Italiens Regierung will Defizit reduzieren
Italiens Regierung will Defizit reduzieren
Italiens Ministerpräsident Matteo Renzi hat weitere Einsparungen oder Steuererhöhungen im laufenden Jahr ausgeschlossen. "Es gibt keine Einschnitte, es gibt keine Erhöhung der Abgaben", versicherte Renzi am Dienstag nach einem Kabinettstreffen, in dem die Finanz- und Wirtschaftsplanung für die kommenden drei Jahre beschlossen wurde.

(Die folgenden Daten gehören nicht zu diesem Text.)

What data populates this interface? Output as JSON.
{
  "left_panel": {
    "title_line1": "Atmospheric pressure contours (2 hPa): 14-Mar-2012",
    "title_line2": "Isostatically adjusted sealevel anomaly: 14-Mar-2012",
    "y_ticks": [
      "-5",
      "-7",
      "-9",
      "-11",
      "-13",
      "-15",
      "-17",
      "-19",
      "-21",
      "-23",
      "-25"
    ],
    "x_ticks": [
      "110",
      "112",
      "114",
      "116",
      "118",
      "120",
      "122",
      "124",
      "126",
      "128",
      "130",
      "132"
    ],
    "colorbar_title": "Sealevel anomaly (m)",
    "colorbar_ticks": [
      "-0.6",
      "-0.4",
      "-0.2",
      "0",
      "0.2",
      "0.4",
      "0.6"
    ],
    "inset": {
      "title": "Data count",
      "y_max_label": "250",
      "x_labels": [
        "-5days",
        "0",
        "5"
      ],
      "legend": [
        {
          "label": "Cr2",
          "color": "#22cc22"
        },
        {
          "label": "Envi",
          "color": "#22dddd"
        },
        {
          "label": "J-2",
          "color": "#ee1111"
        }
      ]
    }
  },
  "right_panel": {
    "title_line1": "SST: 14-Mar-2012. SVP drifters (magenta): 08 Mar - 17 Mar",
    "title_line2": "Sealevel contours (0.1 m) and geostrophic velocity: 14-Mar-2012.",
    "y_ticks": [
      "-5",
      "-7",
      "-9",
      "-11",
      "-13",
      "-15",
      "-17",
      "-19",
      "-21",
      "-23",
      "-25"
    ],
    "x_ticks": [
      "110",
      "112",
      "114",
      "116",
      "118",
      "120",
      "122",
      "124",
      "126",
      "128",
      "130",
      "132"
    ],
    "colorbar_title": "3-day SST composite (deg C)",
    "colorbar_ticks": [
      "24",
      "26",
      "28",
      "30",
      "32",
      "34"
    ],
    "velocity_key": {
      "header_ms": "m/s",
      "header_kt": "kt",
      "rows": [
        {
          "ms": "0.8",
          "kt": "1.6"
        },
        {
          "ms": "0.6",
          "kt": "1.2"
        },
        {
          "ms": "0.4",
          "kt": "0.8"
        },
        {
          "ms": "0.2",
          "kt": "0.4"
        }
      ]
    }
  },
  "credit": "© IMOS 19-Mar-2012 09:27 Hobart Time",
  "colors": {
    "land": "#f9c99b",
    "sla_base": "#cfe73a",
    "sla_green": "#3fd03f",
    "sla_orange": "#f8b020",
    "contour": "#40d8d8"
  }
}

Zugleich bestätigte Renzi die bisherige Prognose, dass die drittgrößte Volkswirtschaft der Euro-Zone 2015 nach drei Rezessionsjahren um 0,7 Prozent wächst. Im kommenden Jahr werde angesichts einer verbesserten Weltwirtschaft mit einem Plus von 1,4 Prozent gerechnet. Dann sollen laut Renzi auch die Milliarden-Einsparungen im Staatssektor greifen.

Bereits in diesem Jahr soll nach Informationen von Wirtschaftsminister Pier Carlo Padoan beispielsweise die italienische Post verkauft werden. Dies soll einen Beitrag zum Schuldenabbau leisten. Laut Padoan sinkt in diesem Jahr das Defizit auf 2,6 Prozent des Bruttoinlandsprodukts nach 3,0 Prozent im Vorjahr. 2016 soll es dann nur noch bei 1,8 Prozent liegen.